Department of Human Factors Engineering, Ulsan National Institute of Science and Technology, Ulsan 44919, Korea.
Sensors (Basel). 2020 Sep 29;20(19):5576. doi: 10.3390/s20195576.
The oddball paradigm used in P300-based brain-computer interfaces (BCIs) intrinsically poses the issue of data imbalance between target stimuli and nontarget stimuli. Data imbalance can cause overfitting problems and, consequently, poor classification performance. The purpose of this study is to improve BCI performance by solving this data imbalance problem with sampling techniques. The sampling techniques were applied to BCI data in 15 subjects controlling a door lock, 15 subjects an electric light, and 14 subjects a Bluetooth speaker. We explored two categories of sampling techniques: oversampling and undersampling. Oversampling techniques, including random oversampling, synthetic minority oversampling technique (SMOTE), borderline-SMOTE, support vector machine (SVM) SMOTE, and adaptive synthetic sampling, were used to increase the number of samples for the class of target stimuli. Undersampling techniques, including random undersampling, neighborhood cleaning rule, Tomek's links, and weighted undersampling bagging, were used to reduce the class size of nontarget stimuli. The over- or undersampled data were classified by an SVM classifier. Overall, some oversampling techniques improved BCI performance while undersampling techniques often degraded performance. Particularly, using borderline-SMOTE yielded the highest accuracy (87.27%) and information transfer rate (8.82 bpm) across all three appliances. Moreover, borderline-SMOTE led to performance improvement, especially for poor performers. A further analysis showed that borderline-SMOTE improved SVM by generating more support vectors within the target class and enlarging margins. However, there was no difference in the accuracy between borderline-SMOTE and the method of applying the weighted regularization parameter of the SVM. Our results suggest that although oversampling improves performance of P300-based BCIs, it is not just the effect of the oversampling techniques, but rather the effect of solving the data imbalance problem.
基于 P300 的脑机接口(BCI)中使用的奇异范例本质上存在目标刺激与非目标刺激之间的数据不平衡问题。数据不平衡会导致过拟合问题,从而导致分类性能不佳。本研究的目的是通过使用采样技术解决这个数据不平衡问题来提高 BCI 的性能。
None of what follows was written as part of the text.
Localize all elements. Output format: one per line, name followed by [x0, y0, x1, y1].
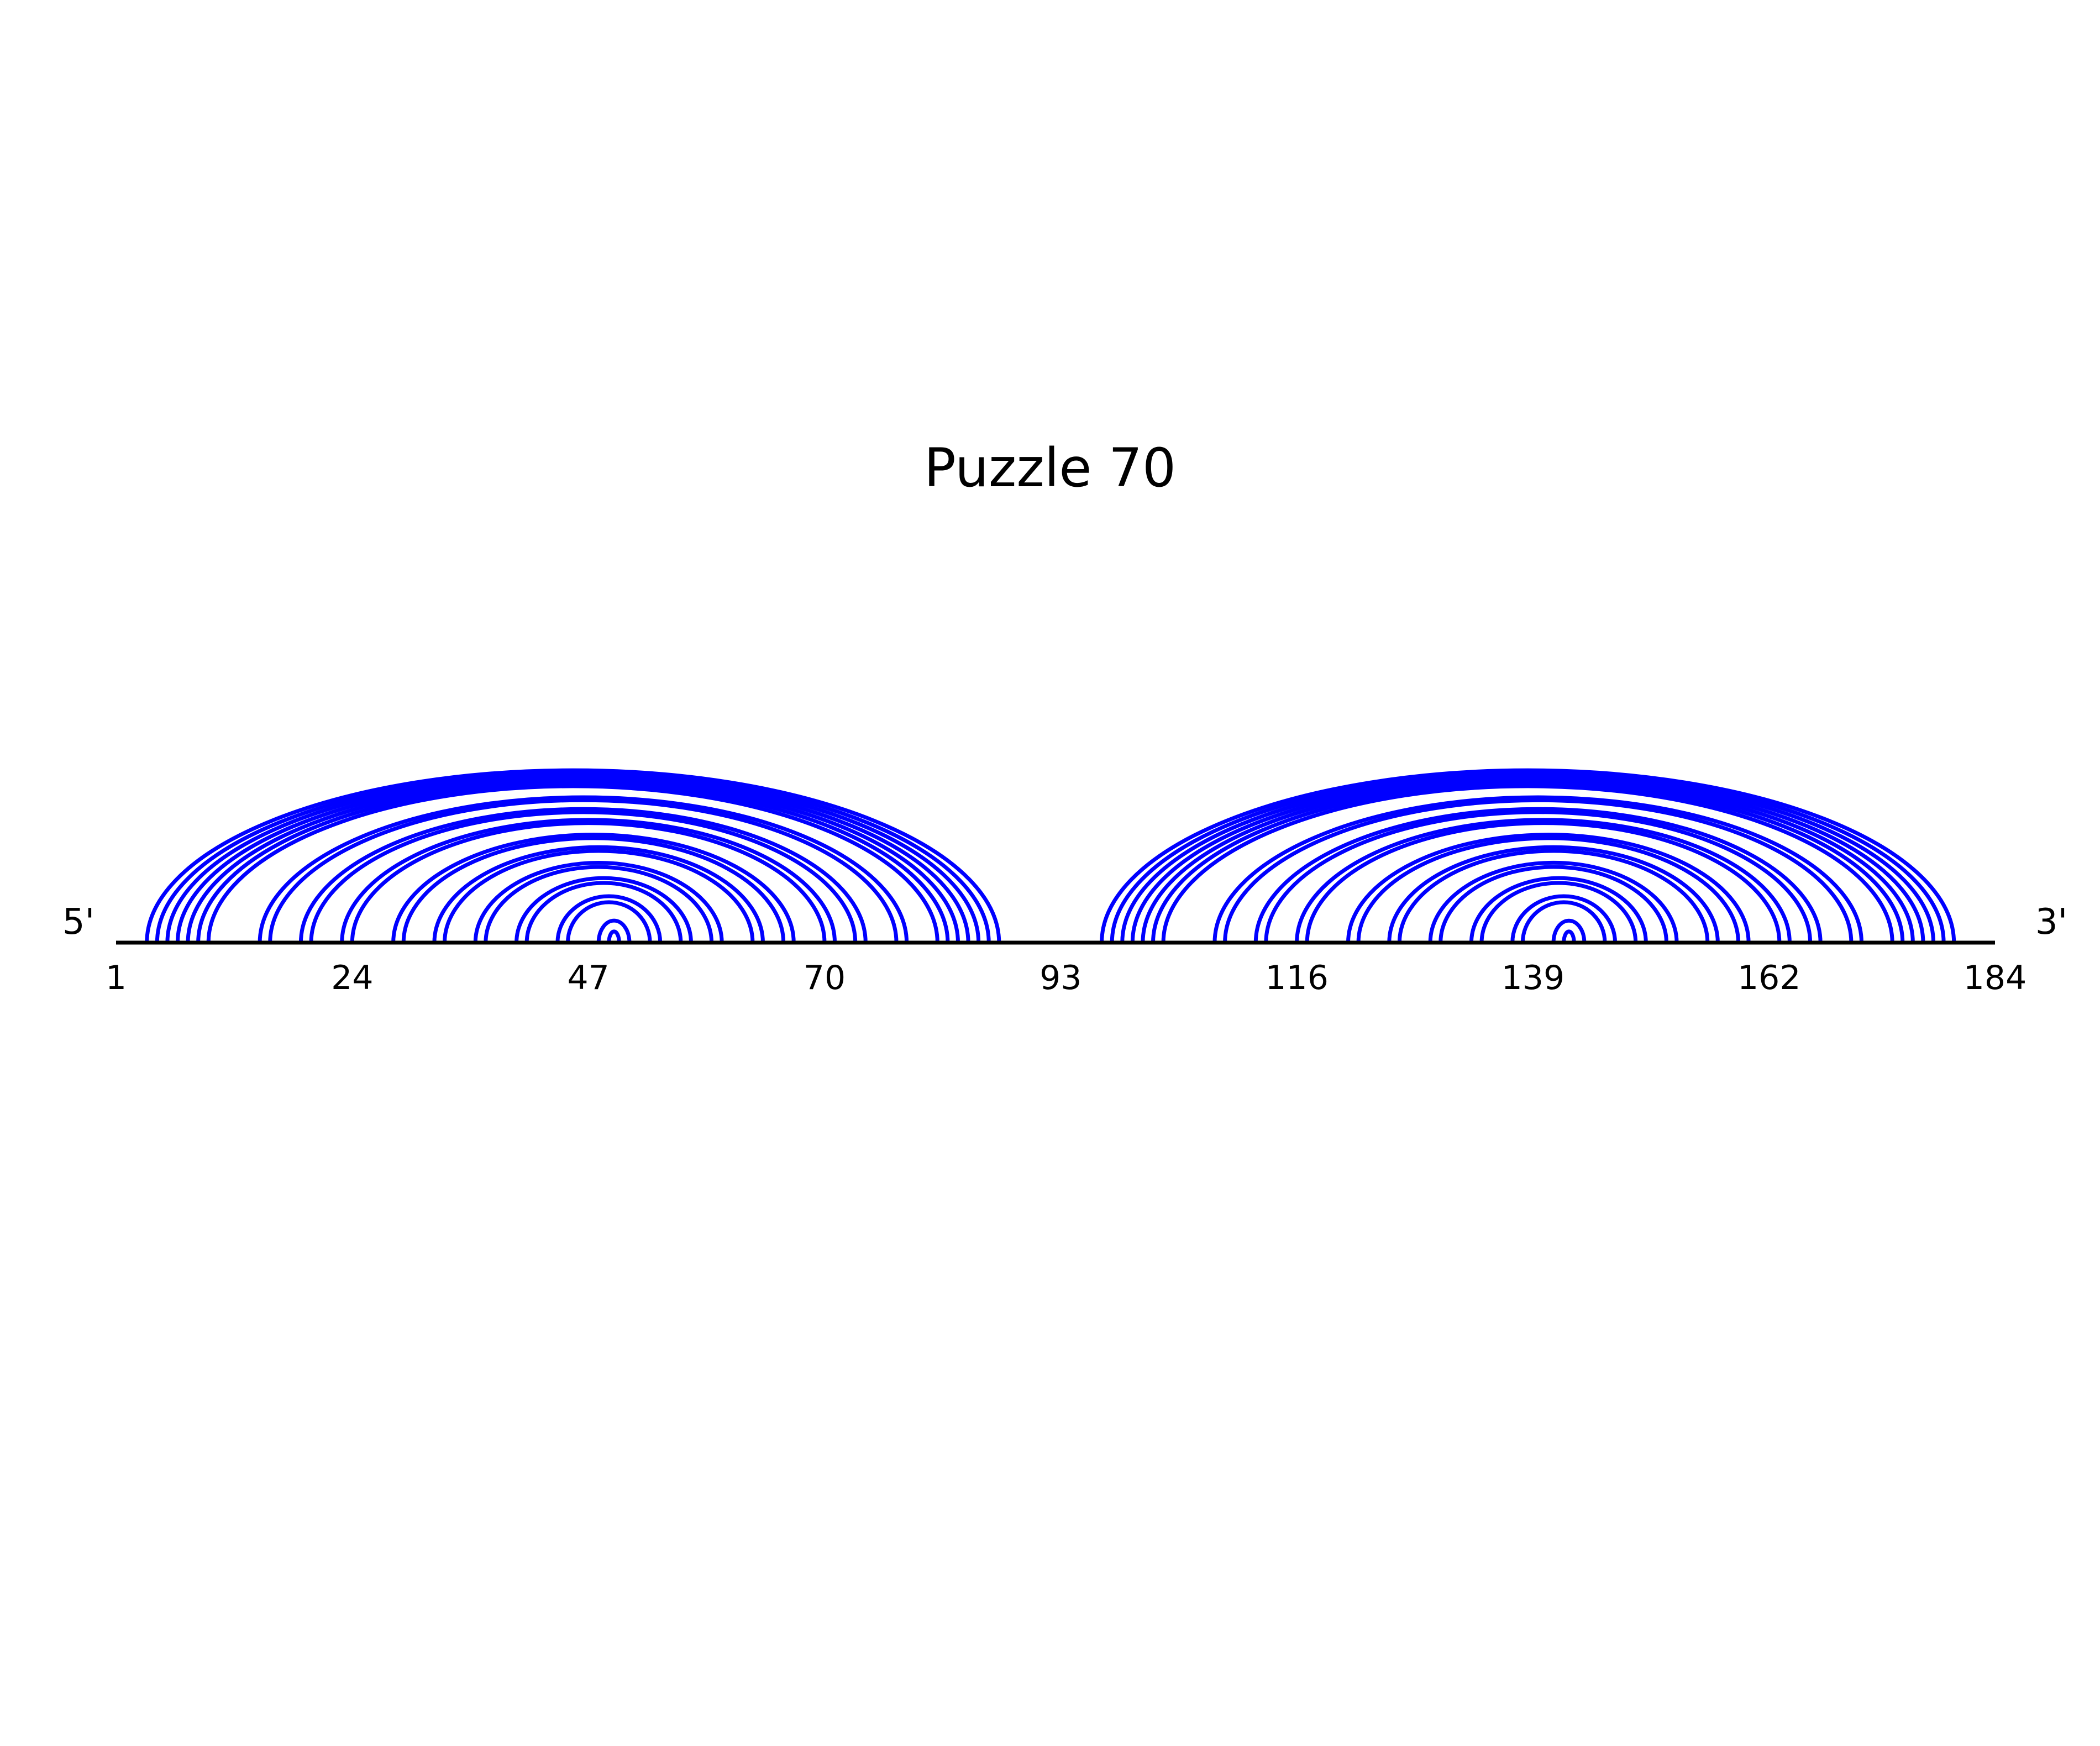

采样技术应用于 15 名控制门锁的受试者、15 名控制电灯的受试者和 14 名控制蓝牙音箱的受试者的 BCI 数据。我们探索了两种采样技术类别:过采样和欠采样。过采样技术包括随机过采样、合成少数类过采样技术(SMOTE)、边界 SMOTE、支持向量机(SVM)SMOTE 和自适应合成采样,用于增加目标刺激类的样本数量。欠采样技术包括随机欠采样、邻域清理规则、Tomek 链接和加权欠采样袋装,用于减少非目标刺激的类大小。过采样或欠采样数据由 SVM 分类器分类。总体而言,一些过采样技术提高了 BCI 的性能,而欠采样技术往往会降低性能。特别是,使用边界 SMOTE 在所有三种设备中产生了最高的准确率(87.27%)和信息传输率(8.82 bpm)。此外,边界 SMOTE 导致性能提高,特别是对于表现不佳的人。进一步的分析表明,边界 SMOTE 通过在目标类中生成更多的支持向量并扩大边界来改善 SVM。然而,在准确率方面,边界 SMOTE 与应用 SVM 加权正则化参数的方法没有区别。我们的结果表明,尽管过采样提高了基于 P300 的 BCI 的性能,但这不仅仅是过采样技术的效果,而是解决数据不平衡问题的效果。